Midterm II: Required Topics
Unit 8: Structs and Unions
- Computing the padding of structs to align (1) each member to a
multiple of its size and (2) the start/end of each nested struct to
a multiple of its largest member.
- Using unions to read/write the same region of memory as variables
with different types or size.
Unit 8: Buffer Overflow Attacks
- Vulnerable and safe library functions (e.g.,
scanf
/gets
/strcpy
/strcat
vs
getline
+sscanf
/strncpy
/strncat
).
- Protection mechanisms: canary values, address space layout
randomization, non-executable memory pages.
- Understanding the amount of padding needed to fill the buffer (from
the assembly code).
- Code injection attacks: overwriting the return address for the
execution of binary code injected on the stack.
- Return-oriented programming: preparing a sequence of return
addresses triggering the execution of multiple gadgets; how to pop
data from the stack using gadgets.
Unit 9: Introduction to ARM64
- Arithmetic/logic operations between registers (slide 9.7)
- Using shift or rotate on the second input operand (slide 9.6)
- Memory load/store operations (slide 9.9)
- Examples on slides 8.8, 9.10
- Addressing modes (slide 9.11)
- Function call and return mechanisms (slide 9.18)
Unit 10: Memory
- Understanding latency and throughput.
- The principles of spatial and temporal locality.
- The memory hierarchy and caching: how size, latency and cost vary.
- Some latency numbers every programmer should know: L1 (1 ns), RAM
(100 ns), SSD random read (20 $\mu$s), datacenter roundtrip (0.5
ms), rotating disk seek (3 ms), US-EU roundtrip (150 ms).
Unit 10: Caching
- Splitting the memory in cache blocks: entire blocks transferred from
memory to cache (spatial locality), least-recently used blocks
evicted (temporal locality).
- Write-through and write-back policies.
- Replacement policies: FIFO, LRU, random.
- Cache organization: direct-mapped (1 set for each line),
set-associative (S sets and K ways, i.e., entries per set),
fully-associating (1 set for entire cache).

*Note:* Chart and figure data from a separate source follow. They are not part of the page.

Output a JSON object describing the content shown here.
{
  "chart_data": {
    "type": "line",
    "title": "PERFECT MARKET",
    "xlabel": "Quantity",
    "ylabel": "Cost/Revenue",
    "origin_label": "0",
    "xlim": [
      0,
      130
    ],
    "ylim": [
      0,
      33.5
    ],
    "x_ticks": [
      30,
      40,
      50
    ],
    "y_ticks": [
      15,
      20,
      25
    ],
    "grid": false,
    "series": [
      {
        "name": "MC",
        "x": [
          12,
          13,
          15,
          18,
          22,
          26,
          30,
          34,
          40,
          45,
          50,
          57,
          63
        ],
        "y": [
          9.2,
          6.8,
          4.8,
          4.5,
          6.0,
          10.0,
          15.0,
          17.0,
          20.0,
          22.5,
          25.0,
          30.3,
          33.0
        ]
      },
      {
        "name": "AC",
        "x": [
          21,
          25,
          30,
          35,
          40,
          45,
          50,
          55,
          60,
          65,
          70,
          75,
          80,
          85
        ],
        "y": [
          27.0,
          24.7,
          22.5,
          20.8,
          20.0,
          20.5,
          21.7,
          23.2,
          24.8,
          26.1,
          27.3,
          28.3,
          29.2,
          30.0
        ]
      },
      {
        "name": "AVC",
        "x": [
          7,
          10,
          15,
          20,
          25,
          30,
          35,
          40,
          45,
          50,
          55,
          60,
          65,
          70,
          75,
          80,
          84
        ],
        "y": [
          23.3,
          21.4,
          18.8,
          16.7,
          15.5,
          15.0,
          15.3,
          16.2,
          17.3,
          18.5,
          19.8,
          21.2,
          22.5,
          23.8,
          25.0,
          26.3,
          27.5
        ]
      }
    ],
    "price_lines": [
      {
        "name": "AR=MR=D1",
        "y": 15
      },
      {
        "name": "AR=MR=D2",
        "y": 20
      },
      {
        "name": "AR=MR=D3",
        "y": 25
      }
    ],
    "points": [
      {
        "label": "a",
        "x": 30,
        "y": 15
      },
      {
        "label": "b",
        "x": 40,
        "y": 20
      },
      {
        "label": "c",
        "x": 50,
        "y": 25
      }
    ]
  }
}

- Splitting the physical address into tag/set-index/block-offset to
search into the cache and to simulation a trace of memory accesses.
- Average access time
$T = (\textrm{hit time}) + (\textrm{miss rate}) \times (\textrm{miss penalty})$
- How associativity, size, block size influence the average access time.
- Principle of inclusion.
- Cache conscious programming: hits/misses in loops over 1D and 2D data structures.
Unit 11: Virtual Memory
- Motivation: isolate memory regions of different processes; control
r/w/x access to pages; use main memory as a cache of pages persisted
on disk.
- Address translation: physical vs virtual address space, MMU and page
tables (one for each process), splitting the address in VPN and page
offset.
- Saving space with multi-level page tables.
- Saving time with TLBs: VPN is split in tag and set index to search
for a page table entry (PTE) in the TLB. To distinguish PTEs of
different processes, add the process ID to the TLB or flush the TLB;
set lookup in the cache (using the physical address PPN|PAGE_OFFSET)
can be overlapped with the VPN ⟹ PPN translation in the TLB if the
set index of the cache is contained int the PAGE_OFFSET.